H. Tittmann (éd.), Pie xii. Dans les coulisses du Vatican 1939-1944. Les mémoires d’Harold Tittmann, préf. V. Dujardin, trad. Y. de l’Arbre, Bruxelles, Samsa, 2015, 16×24, 209 p., 20 €.

Bernard Joassart s.j.

L’attitude du Saint-Siège sur la scène internationale durant la Seconde guerre mondiale fait débat, et Pie xii, à qui on reproche, parfois très durement, ses « silences » est le tout premier concerné en cette affaire.

Harold Tittmann fut un témoin privilégié de l’activité diplomatique vaticane durant les premières années de la guerre. En tant que chargé d’affaires et adjoint de Myron Tylor, représentant personnel de Roosevelt auprès du pape, il vécut à l’intérieur de la Cité du Vatican pendant presque toutes les années de guerre : cela lui permit de rencontrer plusieurs fois le pape lui-même et d’être en contacts très suivis avec les principaux responsables de la diplomatie vaticane, tout spécialement le Secrétaire d’État Maglione et ses proches collaborateurs qu’étaient Tardini et Montini, de même qu’avec d’autres diplomates accrédités près le Saint-Siège eux aussi réfugiés dans la Cité car ne pouvant plus résider en toute sérénité dans la ville de Rome.

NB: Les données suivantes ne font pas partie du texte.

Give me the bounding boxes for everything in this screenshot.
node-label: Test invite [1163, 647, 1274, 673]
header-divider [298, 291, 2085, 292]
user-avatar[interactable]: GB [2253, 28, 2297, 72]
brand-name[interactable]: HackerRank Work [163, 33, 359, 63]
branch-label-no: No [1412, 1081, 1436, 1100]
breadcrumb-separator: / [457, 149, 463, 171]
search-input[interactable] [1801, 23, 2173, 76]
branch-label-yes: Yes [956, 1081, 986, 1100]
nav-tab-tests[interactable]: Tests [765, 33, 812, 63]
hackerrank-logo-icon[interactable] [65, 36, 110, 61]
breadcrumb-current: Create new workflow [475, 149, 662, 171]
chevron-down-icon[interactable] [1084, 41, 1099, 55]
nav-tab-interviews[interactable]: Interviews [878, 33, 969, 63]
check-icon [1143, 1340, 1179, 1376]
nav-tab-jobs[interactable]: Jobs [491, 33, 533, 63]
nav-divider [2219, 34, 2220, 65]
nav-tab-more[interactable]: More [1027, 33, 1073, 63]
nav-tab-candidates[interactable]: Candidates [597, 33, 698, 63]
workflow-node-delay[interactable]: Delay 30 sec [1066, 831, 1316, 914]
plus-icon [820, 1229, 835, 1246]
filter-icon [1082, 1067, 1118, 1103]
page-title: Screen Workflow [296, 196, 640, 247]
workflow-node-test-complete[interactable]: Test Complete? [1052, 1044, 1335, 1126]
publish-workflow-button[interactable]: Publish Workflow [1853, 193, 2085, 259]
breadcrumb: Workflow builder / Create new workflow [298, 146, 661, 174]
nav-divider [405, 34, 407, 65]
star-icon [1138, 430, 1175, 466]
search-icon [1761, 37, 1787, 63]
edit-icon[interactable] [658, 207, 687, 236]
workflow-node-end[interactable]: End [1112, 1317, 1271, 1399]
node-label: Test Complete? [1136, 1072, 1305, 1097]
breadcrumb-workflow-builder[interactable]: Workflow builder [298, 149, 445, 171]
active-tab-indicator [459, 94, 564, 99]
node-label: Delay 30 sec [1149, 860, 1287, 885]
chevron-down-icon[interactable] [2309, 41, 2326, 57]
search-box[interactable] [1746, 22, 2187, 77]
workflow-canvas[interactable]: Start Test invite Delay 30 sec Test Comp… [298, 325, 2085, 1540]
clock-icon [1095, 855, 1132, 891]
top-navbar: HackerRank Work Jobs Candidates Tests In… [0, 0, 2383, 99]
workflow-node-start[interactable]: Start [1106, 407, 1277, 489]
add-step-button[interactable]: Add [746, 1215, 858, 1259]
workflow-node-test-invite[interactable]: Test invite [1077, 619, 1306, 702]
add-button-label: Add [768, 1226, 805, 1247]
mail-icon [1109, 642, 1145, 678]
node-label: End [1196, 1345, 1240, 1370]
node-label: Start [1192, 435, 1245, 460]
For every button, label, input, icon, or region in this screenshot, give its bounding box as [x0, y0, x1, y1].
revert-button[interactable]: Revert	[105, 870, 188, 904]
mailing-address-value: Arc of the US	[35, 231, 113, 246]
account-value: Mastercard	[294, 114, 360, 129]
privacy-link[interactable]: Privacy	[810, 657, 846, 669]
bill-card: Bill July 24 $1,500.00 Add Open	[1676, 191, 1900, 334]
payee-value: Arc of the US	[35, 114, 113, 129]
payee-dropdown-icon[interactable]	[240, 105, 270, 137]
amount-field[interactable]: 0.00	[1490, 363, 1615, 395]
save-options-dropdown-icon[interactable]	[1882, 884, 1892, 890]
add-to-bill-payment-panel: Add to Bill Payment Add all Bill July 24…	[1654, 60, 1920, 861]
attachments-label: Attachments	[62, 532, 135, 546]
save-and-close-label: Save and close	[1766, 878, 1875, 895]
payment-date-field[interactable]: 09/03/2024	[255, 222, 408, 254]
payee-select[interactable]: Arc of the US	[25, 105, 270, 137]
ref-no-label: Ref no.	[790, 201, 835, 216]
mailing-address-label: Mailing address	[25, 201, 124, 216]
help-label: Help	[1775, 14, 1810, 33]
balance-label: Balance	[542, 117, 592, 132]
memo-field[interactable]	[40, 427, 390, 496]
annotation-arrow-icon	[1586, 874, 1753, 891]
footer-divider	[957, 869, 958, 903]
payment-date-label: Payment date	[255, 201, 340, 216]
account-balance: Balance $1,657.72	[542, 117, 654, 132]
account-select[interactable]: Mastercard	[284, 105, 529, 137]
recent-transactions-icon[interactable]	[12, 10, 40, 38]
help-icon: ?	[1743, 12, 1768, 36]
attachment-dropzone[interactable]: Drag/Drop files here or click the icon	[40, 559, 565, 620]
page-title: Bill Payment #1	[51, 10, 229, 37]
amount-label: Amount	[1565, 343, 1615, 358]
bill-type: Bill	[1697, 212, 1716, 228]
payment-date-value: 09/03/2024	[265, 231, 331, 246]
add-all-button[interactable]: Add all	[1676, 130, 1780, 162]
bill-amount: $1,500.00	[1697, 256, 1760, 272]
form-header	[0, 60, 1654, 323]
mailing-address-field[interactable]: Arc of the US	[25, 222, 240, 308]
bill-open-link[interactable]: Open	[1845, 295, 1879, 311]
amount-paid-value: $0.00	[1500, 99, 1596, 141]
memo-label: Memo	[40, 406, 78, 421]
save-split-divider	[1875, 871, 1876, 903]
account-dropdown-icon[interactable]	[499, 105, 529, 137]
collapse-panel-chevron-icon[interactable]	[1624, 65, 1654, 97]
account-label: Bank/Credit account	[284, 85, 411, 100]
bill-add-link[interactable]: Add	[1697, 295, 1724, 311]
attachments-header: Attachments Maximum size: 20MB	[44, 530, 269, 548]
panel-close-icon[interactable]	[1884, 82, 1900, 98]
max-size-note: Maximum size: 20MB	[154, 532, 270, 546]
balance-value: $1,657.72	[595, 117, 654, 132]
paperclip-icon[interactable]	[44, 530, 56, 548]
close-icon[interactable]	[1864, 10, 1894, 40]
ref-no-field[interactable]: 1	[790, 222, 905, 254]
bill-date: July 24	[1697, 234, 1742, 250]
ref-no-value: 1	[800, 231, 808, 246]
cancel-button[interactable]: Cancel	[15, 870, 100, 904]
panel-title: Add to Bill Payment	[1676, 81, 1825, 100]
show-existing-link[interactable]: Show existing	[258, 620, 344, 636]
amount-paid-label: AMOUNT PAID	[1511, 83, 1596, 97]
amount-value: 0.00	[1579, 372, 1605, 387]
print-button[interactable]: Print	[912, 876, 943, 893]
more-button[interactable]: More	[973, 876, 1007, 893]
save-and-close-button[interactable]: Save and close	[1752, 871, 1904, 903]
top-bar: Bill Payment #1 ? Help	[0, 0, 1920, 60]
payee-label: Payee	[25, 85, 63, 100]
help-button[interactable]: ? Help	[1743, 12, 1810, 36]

Ses « mémoires », ou ce qui apparaît plus exactement comme des « carnets », constituent dès lors une pièce d’importance pour l’approche et l’appréciation de l’activité diplomatique vaticane en ces temps troublés. Elles ont par ailleurs été complétées par endroits (ces passages sont intercalés en caractères italiques) par le fils de Tittmann, adolescent à l’époque de la guerre, qui fut, avec les autres membres de sa famille, hôte du Vatican. Et, pour le dire en passant, elles contiennent bien des détails très concrets sur la vie quotidienne à l’intérieur du micro-État.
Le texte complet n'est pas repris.